Если бежать, то сейчас…
Круглая взлетно-посадочная площадка была окружена деревянным забором, увитым колючей проволокой, словно плющом. Перед забором на столбиках-изоляторах развернулась вертикально проволочная сеть – явно под напряжением. И всюду – куда ни посмотри – яркие желтые таблички с одним предупреждающим словом: мины. Только сойди с асфальта тропы, только ступи на зеленую траву – и останешься без ноги.
А лес – вон он – в сотне шагов, за забором. Качаются макушки елей. Тянутся по ветру зеленые пряди березовых крон. Уже краснеющие осины трепещут листвой, словно готовятся улететь.
Такой знакомый лес, родной – может быть, русский.
А может канадский.
Мало ли где растут ели, осины и березы…
Нет, не добежать.
Даже если не срежут очередями бдительные конвоиры, если пулеметы на вышках не успеют развернуться, если повезет, и взрыватели мин почему-то не сработают, то через высоковольтную сетку уж точно не перепрыгнуть – повиснешь на ней, дымящийся, дергающийся, нелепый, смешной и жуткий.
Словно Курт…
«Постарайся не делать глупостей…»
И через забор не перелезть.
А если и окажешься там, в лесу, что делать дальше? Одному, со скованными руками, без огня, без оружия…
– Стой! – проорал сержант позади, и Павел вздрогнул.
Они подошли к воротам.
– Руки на затылок! Никому не шевелиться! – Сержант шагнул к вкопанному возле стены металлическому зонтику, похожему на тонконогий гриб, под шляпкой которого – словно прилепившийся слизень – матово поблескивала коробка переговорного устройства. Нажав черную кнопку, сержант разразился бранью:
– Вы там заснули, что ли? Почему ворота не открываете, черти? Долго вас еще ждать?..

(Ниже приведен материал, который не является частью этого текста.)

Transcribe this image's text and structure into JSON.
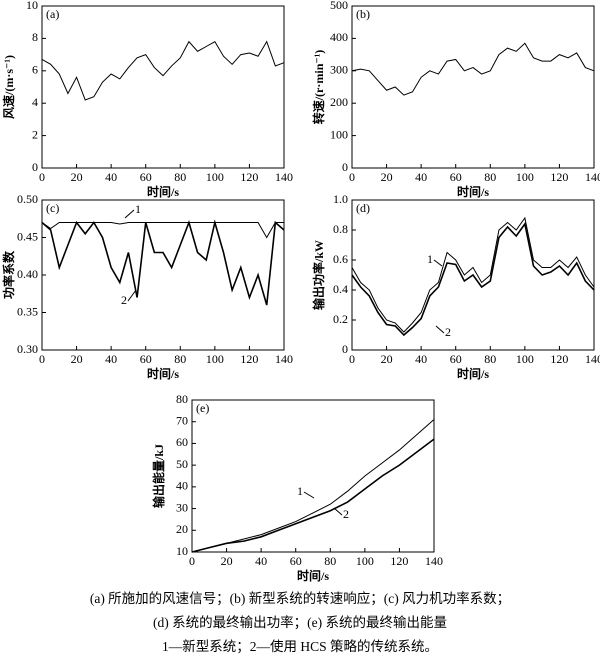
{
  "chart_data": [
    {
      "type": "line",
      "panel_label": "(a)",
      "xlabel": "时间/s",
      "ylabel": "风速/(m·s⁻¹)",
      "x": [
        0,
        5,
        10,
        15,
        20,
        25,
        30,
        35,
        40,
        45,
        50,
        55,
        60,
        65,
        70,
        75,
        80,
        85,
        90,
        95,
        100,
        105,
        110,
        115,
        120,
        125,
        130,
        135,
        140
      ],
      "values": [
        6.7,
        6.4,
        5.8,
        4.6,
        5.6,
        4.2,
        4.4,
        5.3,
        5.8,
        5.5,
        6.2,
        6.8,
        7.0,
        6.2,
        5.7,
        6.3,
        6.8,
        7.8,
        7.2,
        7.5,
        7.8,
        6.9,
        6.4,
        7.0,
        7.1,
        6.9,
        7.8,
        6.3,
        6.5
      ],
      "color": "#000000",
      "xlim": [
        0,
        140
      ],
      "xticks": [
        0,
        20,
        40,
        60,
        80,
        100,
        120,
        140
      ],
      "ylim": [
        0,
        10
      ],
      "yticks": [
        0,
        2,
        4,
        6,
        8,
        10
      ]
    },
    {
      "type": "line",
      "panel_label": "(b)",
      "xlabel": "时间/s",
      "ylabel": "转速/(r·min⁻¹)",
      "x": [
        0,
        5,
        10,
        15,
        20,
        25,
        30,
        35,
        40,
        45,
        50,
        55,
        60,
        65,
        70,
        75,
        80,
        85,
        90,
        95,
        100,
        105,
        110,
        115,
        120,
        125,
        130,
        135,
        140
      ],
      "values": [
        300,
        305,
        300,
        270,
        240,
        250,
        225,
        235,
        280,
        300,
        290,
        330,
        335,
        300,
        310,
        290,
        300,
        350,
        370,
        360,
        385,
        340,
        330,
        330,
        350,
        340,
        355,
        310,
        300
      ],
      "color": "#000000",
      "xlim": [
        0,
        140
      ],
      "xticks": [
        0,
        20,
        40,
        60,
        80,
        100,
        120,
        140
      ],
      "ylim": [
        0,
        500
      ],
      "yticks": [
        0,
        100,
        200,
        300,
        400,
        500
      ]
    },
    {
      "type": "line",
      "panel_label": "(c)",
      "xlabel": "时间/s",
      "ylabel": "功率系数",
      "x": [
        0,
        5,
        10,
        15,
        20,
        25,
        30,
        35,
        40,
        45,
        50,
        55,
        60,
        65,
        70,
        75,
        80,
        85,
        90,
        95,
        100,
        105,
        110,
        115,
        120,
        125,
        130,
        135,
        140
      ],
      "series": [
        {
          "name": "1",
          "color": "#000000",
          "values": [
            0.47,
            0.462,
            0.47,
            0.47,
            0.47,
            0.47,
            0.47,
            0.47,
            0.47,
            0.468,
            0.47,
            0.47,
            0.47,
            0.47,
            0.47,
            0.47,
            0.47,
            0.47,
            0.47,
            0.47,
            0.47,
            0.47,
            0.47,
            0.47,
            0.47,
            0.47,
            0.45,
            0.47,
            0.47
          ]
        },
        {
          "name": "2",
          "color": "#000000",
          "values": [
            0.47,
            0.46,
            0.41,
            0.44,
            0.47,
            0.455,
            0.47,
            0.45,
            0.41,
            0.39,
            0.43,
            0.37,
            0.47,
            0.43,
            0.43,
            0.41,
            0.44,
            0.47,
            0.43,
            0.42,
            0.47,
            0.43,
            0.38,
            0.41,
            0.37,
            0.4,
            0.36,
            0.47,
            0.46
          ]
        }
      ],
      "xlim": [
        0,
        140
      ],
      "xticks": [
        0,
        20,
        40,
        60,
        80,
        100,
        120,
        140
      ],
      "ylim": [
        0.3,
        0.5
      ],
      "yticks": [
        {
          "value": 0.3,
          "label": "0.30"
        },
        0.35,
        {
          "value": 0.4,
          "label": "0.40"
        },
        0.45,
        {
          "value": 0.5,
          "label": "0.50"
        }
      ]
    },
    {
      "type": "line",
      "panel_label": "(d)",
      "xlabel": "时间/s",
      "ylabel": "输出功率/kW",
      "x": [
        0,
        5,
        10,
        15,
        20,
        25,
        30,
        35,
        40,
        45,
        50,
        55,
        60,
        65,
        70,
        75,
        80,
        85,
        90,
        95,
        100,
        105,
        110,
        115,
        120,
        125,
        130,
        135,
        140
      ],
      "series": [
        {
          "name": "1",
          "color": "#000000",
          "values": [
            0.55,
            0.45,
            0.4,
            0.28,
            0.2,
            0.18,
            0.12,
            0.18,
            0.25,
            0.4,
            0.45,
            0.65,
            0.6,
            0.5,
            0.55,
            0.45,
            0.5,
            0.8,
            0.85,
            0.8,
            0.88,
            0.6,
            0.55,
            0.55,
            0.6,
            0.55,
            0.62,
            0.5,
            0.42
          ]
        },
        {
          "name": "2",
          "color": "#000000",
          "values": [
            0.5,
            0.42,
            0.36,
            0.25,
            0.17,
            0.16,
            0.1,
            0.15,
            0.21,
            0.36,
            0.42,
            0.58,
            0.57,
            0.46,
            0.5,
            0.42,
            0.46,
            0.75,
            0.82,
            0.76,
            0.84,
            0.56,
            0.5,
            0.52,
            0.56,
            0.5,
            0.58,
            0.46,
            0.4
          ]
        }
      ],
      "xlim": [
        0,
        140
      ],
      "xticks": [
        0,
        20,
        40,
        60,
        80,
        100,
        120,
        140
      ],
      "ylim": [
        0,
        1
      ],
      "yticks": [
        0,
        0.2,
        0.4,
        0.6,
        0.8,
        {
          "value": 1,
          "label": "1.0"
        }
      ]
    },
    {
      "type": "line",
      "panel_label": "(e)",
      "xlabel": "时间/s",
      "ylabel": "输出能量/kJ",
      "x": [
        0,
        10,
        20,
        30,
        40,
        50,
        60,
        70,
        80,
        90,
        100,
        110,
        120,
        130,
        140
      ],
      "series": [
        {
          "name": "1",
          "color": "#000000",
          "values": [
            10,
            12,
            14,
            16,
            18,
            21,
            24,
            28,
            32,
            38,
            45,
            51,
            57,
            64,
            71
          ]
        },
        {
          "name": "2",
          "color": "#000000",
          "values": [
            10,
            12,
            14,
            15,
            17,
            20,
            23,
            26,
            29,
            33,
            39,
            45,
            50,
            56,
            62
          ]
        }
      ],
      "xlim": [
        0,
        140
      ],
      "xticks": [
        0,
        20,
        40,
        60,
        80,
        100,
        120,
        140
      ],
      "ylim": [
        10,
        80
      ],
      "yticks": [
        10,
        20,
        30,
        40,
        50,
        60,
        70,
        80
      ]
    }
  ],
  "caption": [
    "(a)  所施加的风速信号；(b)  新型系统的转速响应；(c)  风力机功率系数；",
    "(d)  系统的最终输出功率；(e)  系统的最终输出能量",
    "1—新型系统；2—使用 HCS 策略的传统系统。"
  ]
}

Слушая его ругань, Павел вспомнил сержанта Хэллера.
Вблизи ворота смотрелись еще более внушительно. Не верилось, что они вообще способны открыться. Металл был сильно изъеден, и почему-то думалось, что это не оспины обычной ржавчины, а следы пуль. Швы сварки походили на безобразные рубцы.
Сержант выдохся, замолчал.
И ворота дрогнули, заскрежетали, заскрипели, завыли. Неспешно, величественно стали расходиться тяжелые створки. Павлу показалось вдруг, что балки опор сейчас не выдержат тяжести, вывернутся из земли, и тогда железные ворота качнутся, накренятся, и плавно лягут на тропу, подмяв под себя команду арестантов и отряд конвоиров…
– Вперед! – приказал сержант, не дожидаясь, пока ворота откроются полностью. Он торопился, наверное, не хотел попасть под ливень.
За воротами не было ничего примечательного. Люди словно очутились посреди маленького голого дворика. Справа и слева – бетонные стены. Над ними четыре сторожевые вышки – по две с каждой стороны. Впереди – еще одни ворота. Тоже металлические, тоже усеянные шипами, но не такие громоздкие.